The Roman artifacts are spectacular and interesting even to the casual visitor. Everything here was excavated in Arles. There’s a wide variety of both artsy and everyday items. There are clay amphorae, used to store wine, olive oil, and food, and little glass jars used for cosmetics, as well as jewelry, trinkets, and small everyday gadgets, plus of course a collection of classical sculpture. The largest sculpture in the museum is the statue of Caesar Augustus, dating to the first century, which once stood over the royal gate of the theater. Augustus was emperor when the theater was built. He’s missing part of his nose and has some patches, but the dignity of this long-reigning emperor still radiates from the marble.
There is an impressive collection of 2nd century to 5th century sarcophagi, some of marble and some of limestone. These are stone coffins whose sides are decorated with elaborate sculptures, looking a little like oversized square-cornered bathtubs. Among the more noteworthy of these are the limestone Sarcophagus of the Married Couple, rare because it was built for two people rather than one, with reliefs suggesting that the couple held great affection for each other, and the marble Sarcophagus of the Hunt, decorated with vivid scenes of hunting.
Most interesting of all are the mosaic floors displayed at the back of the museum. Walkways above them permit you to get a good look while protecting the mosaics. The art of the mosaic is largely lost to us today. If you ever made one of those trivets in art class in elementary school using little square tiles, you’ve experienced the basic technique. Mortar is laid down, little tiles are laid out in patterns and pictures, and then the spaces between tiles are filled in with mortar.

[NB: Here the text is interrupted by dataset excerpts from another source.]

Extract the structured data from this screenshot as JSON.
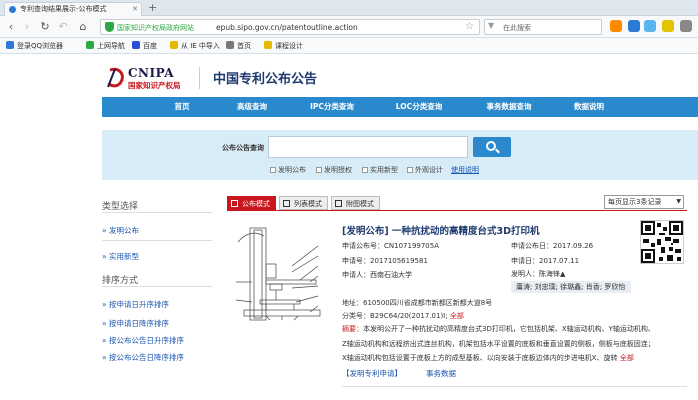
{
  "browser": {
    "tab_title": "专利查询结果展示-公布模式",
    "new_tab": "+",
    "site_name": "国家知识产权局政府网站",
    "url": "epub.sipo.gov.cn/patentoutline.action",
    "search_placeholder": "在此搜索",
    "bookmarks": [
      "登录QQ浏览器",
      "上网导航",
      "百度",
      "从 IE 中导入",
      "首页",
      "课程设计"
    ]
  },
  "header": {
    "logo_text": "CNIPA",
    "logo_subtitle": "国家知识产权局",
    "title": "中国专利公布公告"
  },
  "nav": [
    "首页",
    "高级查询",
    "IPC分类查询",
    "LOC分类查询",
    "事务数据查询",
    "数据说明"
  ],
  "search": {
    "label": "公布公告查询",
    "input_value": "",
    "checkboxes": [
      "发明公布",
      "发明授权",
      "实用新型",
      "外观设计"
    ],
    "help_link": "使用说明"
  },
  "sidebar": {
    "type_heading": "类型选择",
    "type_items": [
      "发明公布",
      "实用新型"
    ],
    "sort_heading": "排序方式",
    "sort_items": [
      "按申请日升序排序",
      "按申请日降序排序",
      "按公布公告日升序排序",
      "按公布公告日降序排序"
    ]
  },
  "results_toolbar": {
    "modes": [
      "公布模式",
      "列表模式",
      "附图模式"
    ],
    "per_page": "每页显示3条记录"
  },
  "result": {
    "title": "[发明公布] 一种抗扰动的高精度台式3D打印机",
    "pub_no": "申请公布号：CN107199705A",
    "pub_date": "申请公布日：2017.09.26",
    "app_no": "申请号：2017105619581",
    "app_date": "申请日：2017.07.11",
    "applicant": "申请人：西南石油大学",
    "inventor": "发明人：陈海锋▲",
    "inventors_expanded": "庸涛; 刘忠璞; 徐璐鑫; 肖香; 罗欣怡",
    "address": "地址：610500四川省成都市新都区新都大道8号",
    "class_no": "分类号：B29C64/20(2017.01)I;",
    "class_more": "全部",
    "abstract_label": "摘要：",
    "abstract_line1": "本发明公开了一种抗扰动的高精度台式3D打印机，它包括机架、X轴运动机构、Y轴运动机构、",
    "abstract_line2": "Z轴运动机构和远程挤出式连丝机构，机架包括水平设置的底板和垂直设置的侧板，侧板与底板固连；",
    "abstract_line3": "X轴运动机构包括设置于底板上方的成型基板、以向安装于底板边体内的步进电机X、旋转",
    "abstract_more": "全部",
    "link_apply": "【发明专利申请】",
    "link_affairs": "事务数据"
  }
}
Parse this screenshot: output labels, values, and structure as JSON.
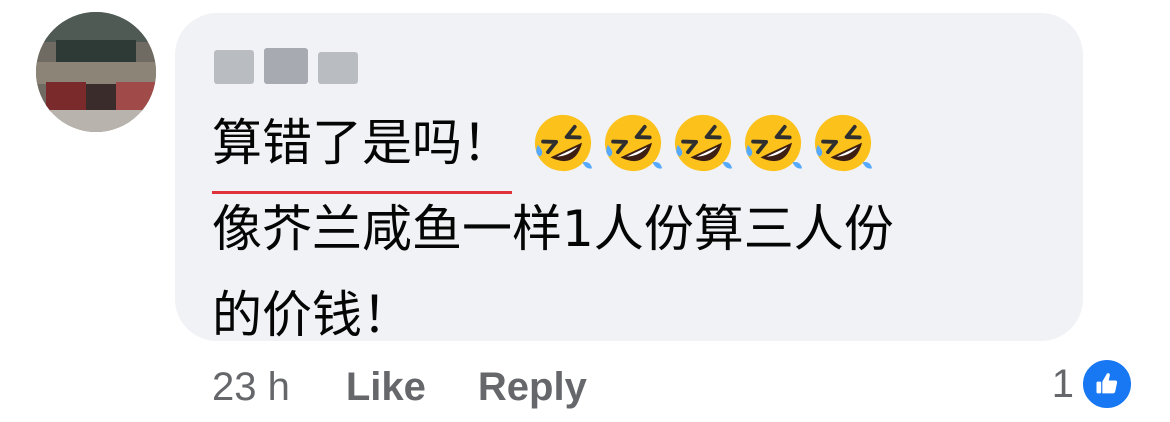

The ancients were masters of mosaics and used them extensively to decorate floors.
There are two particularly splendid examples of mosaics in the museum. The largest, missing only a few patches, once decorated the triclinium (dining room) floor of a wealthy villa. It depicts Aion holding the wheel of the Zodiac, surrounded by sea nymphs and dolphins. The most impressive, however, is of the Rape of Europa, a woman borne away on a bull, still in pristine condition after two millennia.